A comparison of state-duration modeling techniques for connected speech recognition

State duration in Hidden Markov model (HMM) speech recognition systems has traditionally been modeled with self-transitions, forcing state durations to be geometrically distributed. There is strong evidence that the geometric distribution is not the most appropriate duration model and, for this reason, other HMM representations with more general duration models have been proposed. In this thesis, a hidden semi-Markov model (HSMM) is used to explicitly model arbitrary state-duration distributions. The expectation-maximization (EM) algorithm is used to determine the state-duration probabilities for a nonparametric distribution. The nonparametric terms are shown to be sufficient statistics for the reestimation of any duration distribution parameter from the regular exponential family.
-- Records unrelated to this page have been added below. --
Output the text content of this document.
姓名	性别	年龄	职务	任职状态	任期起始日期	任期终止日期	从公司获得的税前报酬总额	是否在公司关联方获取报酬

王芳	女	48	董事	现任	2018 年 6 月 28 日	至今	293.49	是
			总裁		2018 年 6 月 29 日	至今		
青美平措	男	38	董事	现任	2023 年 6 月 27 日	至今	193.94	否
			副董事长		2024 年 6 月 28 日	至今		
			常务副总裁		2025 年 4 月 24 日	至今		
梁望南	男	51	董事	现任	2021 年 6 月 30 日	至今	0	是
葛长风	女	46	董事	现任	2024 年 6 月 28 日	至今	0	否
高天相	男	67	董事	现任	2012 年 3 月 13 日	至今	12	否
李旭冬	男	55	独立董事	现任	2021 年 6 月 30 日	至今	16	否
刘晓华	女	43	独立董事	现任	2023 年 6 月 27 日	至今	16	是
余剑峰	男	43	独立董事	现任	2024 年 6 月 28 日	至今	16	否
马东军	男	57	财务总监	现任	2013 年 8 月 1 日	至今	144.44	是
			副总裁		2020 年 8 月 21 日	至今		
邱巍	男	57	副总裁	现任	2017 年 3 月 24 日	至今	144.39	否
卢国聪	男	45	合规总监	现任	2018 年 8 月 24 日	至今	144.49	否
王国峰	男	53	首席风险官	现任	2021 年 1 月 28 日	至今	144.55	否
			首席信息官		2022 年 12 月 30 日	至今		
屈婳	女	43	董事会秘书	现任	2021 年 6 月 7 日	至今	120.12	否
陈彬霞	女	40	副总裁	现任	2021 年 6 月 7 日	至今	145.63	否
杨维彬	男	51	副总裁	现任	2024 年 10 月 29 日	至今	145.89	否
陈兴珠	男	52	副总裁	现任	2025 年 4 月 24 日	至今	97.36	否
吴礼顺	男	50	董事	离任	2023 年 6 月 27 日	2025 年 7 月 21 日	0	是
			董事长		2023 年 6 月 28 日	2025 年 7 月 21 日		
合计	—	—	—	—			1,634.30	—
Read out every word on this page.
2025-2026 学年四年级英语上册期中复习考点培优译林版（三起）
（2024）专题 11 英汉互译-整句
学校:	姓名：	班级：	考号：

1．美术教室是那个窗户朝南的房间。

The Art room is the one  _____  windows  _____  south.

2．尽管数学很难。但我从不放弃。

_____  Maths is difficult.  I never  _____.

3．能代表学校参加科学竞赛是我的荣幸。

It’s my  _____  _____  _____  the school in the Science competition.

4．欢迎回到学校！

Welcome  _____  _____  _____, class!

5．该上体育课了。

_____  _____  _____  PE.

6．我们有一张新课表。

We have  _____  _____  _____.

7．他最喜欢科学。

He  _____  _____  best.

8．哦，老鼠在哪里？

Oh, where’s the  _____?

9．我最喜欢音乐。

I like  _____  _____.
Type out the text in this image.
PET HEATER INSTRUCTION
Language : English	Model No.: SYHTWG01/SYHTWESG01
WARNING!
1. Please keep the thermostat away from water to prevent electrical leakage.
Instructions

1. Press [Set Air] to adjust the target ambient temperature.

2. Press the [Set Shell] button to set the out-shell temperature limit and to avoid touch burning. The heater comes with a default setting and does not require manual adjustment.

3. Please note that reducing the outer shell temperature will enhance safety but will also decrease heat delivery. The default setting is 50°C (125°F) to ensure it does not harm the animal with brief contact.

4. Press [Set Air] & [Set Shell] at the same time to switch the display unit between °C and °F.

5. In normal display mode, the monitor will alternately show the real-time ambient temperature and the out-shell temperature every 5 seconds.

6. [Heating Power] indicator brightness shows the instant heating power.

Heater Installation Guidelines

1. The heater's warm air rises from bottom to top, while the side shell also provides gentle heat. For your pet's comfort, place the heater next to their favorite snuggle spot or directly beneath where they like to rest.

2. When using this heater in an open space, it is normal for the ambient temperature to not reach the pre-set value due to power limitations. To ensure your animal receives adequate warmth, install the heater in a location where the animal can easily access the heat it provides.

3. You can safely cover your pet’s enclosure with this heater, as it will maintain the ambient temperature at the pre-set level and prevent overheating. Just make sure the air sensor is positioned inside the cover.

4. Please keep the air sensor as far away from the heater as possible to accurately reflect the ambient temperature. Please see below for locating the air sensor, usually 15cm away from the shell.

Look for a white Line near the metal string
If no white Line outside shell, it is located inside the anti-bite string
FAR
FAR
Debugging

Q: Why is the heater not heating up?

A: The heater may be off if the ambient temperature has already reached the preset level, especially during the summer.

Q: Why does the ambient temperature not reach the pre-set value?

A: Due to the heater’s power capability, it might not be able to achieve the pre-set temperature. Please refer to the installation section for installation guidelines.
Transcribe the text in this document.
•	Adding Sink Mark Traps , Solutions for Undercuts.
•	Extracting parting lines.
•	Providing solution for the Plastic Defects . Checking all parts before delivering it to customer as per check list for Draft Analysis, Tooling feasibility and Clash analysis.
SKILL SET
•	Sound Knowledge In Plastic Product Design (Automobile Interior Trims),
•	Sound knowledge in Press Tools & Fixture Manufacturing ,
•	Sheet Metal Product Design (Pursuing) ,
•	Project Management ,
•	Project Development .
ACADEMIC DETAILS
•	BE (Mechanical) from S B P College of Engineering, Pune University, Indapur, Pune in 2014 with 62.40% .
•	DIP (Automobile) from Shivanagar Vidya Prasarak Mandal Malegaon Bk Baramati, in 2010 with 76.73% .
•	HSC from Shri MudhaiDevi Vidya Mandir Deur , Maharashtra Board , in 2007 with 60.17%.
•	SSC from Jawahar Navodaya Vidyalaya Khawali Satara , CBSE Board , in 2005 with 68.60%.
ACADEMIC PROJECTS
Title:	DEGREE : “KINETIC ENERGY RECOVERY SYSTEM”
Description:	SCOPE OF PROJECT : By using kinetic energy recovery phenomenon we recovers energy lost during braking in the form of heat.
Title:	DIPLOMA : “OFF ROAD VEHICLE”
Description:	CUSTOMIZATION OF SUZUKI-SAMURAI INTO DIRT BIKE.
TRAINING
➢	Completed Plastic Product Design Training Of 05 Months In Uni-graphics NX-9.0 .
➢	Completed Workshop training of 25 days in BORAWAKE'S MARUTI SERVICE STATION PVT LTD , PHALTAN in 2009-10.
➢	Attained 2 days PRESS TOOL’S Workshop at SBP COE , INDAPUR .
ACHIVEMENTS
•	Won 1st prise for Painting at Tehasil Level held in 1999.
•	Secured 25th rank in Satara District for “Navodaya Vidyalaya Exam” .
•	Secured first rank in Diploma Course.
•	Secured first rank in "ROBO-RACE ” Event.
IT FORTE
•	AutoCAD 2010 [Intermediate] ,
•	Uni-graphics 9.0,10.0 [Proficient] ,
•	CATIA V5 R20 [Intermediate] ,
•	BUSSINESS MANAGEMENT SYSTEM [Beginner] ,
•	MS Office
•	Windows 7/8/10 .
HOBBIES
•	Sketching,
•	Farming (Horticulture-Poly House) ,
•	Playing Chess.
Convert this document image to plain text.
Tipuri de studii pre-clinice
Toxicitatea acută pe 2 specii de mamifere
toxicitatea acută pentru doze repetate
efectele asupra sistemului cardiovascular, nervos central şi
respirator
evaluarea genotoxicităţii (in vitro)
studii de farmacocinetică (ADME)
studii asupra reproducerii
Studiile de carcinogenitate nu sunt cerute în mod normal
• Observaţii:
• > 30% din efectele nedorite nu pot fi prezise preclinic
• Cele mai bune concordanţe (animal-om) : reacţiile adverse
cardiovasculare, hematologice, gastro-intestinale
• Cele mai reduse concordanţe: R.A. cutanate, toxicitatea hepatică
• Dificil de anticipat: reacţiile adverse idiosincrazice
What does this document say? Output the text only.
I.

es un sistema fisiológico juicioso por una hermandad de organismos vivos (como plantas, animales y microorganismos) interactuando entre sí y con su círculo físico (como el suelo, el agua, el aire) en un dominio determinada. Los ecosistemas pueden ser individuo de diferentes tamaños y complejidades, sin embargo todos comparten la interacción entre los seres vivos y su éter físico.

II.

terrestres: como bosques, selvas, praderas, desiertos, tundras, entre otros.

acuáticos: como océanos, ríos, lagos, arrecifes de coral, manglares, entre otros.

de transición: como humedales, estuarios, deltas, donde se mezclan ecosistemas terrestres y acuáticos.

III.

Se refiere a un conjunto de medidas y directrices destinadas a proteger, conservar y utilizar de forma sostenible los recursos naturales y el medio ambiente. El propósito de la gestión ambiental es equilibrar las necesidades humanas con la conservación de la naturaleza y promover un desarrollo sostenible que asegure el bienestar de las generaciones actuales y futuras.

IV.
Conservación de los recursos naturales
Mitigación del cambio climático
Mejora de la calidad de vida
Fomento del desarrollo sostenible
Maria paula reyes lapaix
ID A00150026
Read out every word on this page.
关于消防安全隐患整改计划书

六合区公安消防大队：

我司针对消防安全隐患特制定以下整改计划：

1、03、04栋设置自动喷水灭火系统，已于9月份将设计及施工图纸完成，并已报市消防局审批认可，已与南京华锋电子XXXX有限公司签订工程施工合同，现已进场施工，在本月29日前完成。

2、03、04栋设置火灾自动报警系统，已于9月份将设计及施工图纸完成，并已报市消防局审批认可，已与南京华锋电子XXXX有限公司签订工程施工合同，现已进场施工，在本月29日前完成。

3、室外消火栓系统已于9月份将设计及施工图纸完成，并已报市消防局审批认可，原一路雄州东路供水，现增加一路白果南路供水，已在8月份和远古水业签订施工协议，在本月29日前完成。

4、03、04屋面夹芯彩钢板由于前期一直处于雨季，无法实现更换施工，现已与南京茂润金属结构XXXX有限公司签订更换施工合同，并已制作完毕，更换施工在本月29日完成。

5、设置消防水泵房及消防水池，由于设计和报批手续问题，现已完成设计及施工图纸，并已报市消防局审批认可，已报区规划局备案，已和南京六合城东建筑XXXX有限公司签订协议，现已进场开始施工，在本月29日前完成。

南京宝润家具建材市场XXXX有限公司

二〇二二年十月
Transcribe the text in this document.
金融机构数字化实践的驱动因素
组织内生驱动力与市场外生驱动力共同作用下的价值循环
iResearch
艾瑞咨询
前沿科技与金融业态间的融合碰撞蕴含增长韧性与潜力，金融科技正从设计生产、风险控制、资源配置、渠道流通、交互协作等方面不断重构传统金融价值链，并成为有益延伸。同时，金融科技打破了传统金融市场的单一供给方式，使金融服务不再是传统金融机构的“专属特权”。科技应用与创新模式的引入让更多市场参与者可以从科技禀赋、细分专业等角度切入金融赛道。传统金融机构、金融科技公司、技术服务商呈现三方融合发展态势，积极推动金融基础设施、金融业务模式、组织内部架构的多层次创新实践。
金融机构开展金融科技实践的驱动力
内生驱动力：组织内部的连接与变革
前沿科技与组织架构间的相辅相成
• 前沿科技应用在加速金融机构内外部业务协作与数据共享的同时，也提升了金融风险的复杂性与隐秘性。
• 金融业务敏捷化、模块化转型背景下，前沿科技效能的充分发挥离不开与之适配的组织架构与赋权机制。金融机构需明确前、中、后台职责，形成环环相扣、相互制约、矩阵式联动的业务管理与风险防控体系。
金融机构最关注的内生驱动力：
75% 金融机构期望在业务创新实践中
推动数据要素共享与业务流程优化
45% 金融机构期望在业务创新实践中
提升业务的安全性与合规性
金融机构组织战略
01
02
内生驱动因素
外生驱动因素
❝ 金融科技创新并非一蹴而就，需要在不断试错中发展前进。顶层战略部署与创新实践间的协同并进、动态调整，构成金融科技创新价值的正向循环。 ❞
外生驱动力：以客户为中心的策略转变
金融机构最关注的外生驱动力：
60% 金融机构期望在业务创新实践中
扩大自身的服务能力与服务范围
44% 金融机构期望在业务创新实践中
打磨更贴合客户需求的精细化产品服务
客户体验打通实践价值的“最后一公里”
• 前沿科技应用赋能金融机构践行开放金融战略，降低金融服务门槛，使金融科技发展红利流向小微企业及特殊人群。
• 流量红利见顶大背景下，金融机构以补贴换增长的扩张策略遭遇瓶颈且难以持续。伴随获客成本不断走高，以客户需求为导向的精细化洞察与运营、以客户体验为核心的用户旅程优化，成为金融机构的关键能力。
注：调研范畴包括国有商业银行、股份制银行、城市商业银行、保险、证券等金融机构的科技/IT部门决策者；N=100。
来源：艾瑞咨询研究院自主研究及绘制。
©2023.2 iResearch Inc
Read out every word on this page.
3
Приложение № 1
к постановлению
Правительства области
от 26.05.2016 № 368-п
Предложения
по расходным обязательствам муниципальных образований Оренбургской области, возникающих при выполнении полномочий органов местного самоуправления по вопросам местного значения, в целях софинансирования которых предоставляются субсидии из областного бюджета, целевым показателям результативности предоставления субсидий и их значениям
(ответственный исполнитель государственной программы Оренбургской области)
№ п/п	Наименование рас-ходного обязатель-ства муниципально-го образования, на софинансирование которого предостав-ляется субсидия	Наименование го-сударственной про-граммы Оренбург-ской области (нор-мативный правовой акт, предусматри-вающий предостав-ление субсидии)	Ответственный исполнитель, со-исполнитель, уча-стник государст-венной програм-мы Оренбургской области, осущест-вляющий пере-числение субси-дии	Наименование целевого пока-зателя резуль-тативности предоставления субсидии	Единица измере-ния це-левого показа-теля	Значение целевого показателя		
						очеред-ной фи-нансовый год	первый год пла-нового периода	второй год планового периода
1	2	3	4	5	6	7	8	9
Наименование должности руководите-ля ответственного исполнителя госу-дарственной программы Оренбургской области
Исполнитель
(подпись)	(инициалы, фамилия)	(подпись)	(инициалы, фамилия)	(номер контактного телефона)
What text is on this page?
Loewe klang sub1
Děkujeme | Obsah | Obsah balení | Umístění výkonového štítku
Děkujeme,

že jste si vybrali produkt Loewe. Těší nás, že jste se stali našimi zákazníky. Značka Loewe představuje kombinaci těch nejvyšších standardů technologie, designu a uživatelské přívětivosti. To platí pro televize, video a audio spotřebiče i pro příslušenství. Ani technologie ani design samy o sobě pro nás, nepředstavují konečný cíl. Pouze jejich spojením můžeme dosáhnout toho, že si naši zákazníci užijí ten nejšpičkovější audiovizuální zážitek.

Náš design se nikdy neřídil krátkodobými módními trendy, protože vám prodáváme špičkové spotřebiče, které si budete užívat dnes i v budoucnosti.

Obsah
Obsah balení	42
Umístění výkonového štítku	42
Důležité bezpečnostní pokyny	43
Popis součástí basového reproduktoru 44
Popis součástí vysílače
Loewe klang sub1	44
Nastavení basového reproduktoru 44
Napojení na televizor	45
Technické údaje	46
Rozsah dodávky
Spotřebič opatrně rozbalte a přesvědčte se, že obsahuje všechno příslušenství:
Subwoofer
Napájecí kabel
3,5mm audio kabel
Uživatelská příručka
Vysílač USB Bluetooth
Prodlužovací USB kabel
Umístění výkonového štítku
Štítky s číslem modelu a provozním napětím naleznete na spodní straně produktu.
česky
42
In addition, the EM algorithm reestimation equations are derived for mixture durations where the individual mixture distributions are from the regular exponential family. Experimental results compare the geometric, Poisson, shifted Poisson, gamma, Gaussian, mixture and nonparametric duration models and indicate the shifted Poisson distribution provides the highest recognition accuracy on a talker-independent, connected-alphadigit recognition task. Analysis shows that appropriate modeling of second-order duration statistics increases recognition performance significantly. Two alternative HMM formulations are proposed to take advantage of the improvements of higher-order duration statistics modeling. The constrained variance HMM (CV-HMM) incorporates knowledge of true word-duration statistics into the explicit duration model and results in the best recognition results obtained on the task to date. Finally, the linear variance HMM (LV-HMM) addresses the computational complexity issue in the implementation of an HSMM. The LV-HMM approximates the Poisson model for state duration with an appropriately specified traditional HMM. Results show improved performance over the geometric distribution with no additional parameters and without the computational complexity of a fully explicit duration model.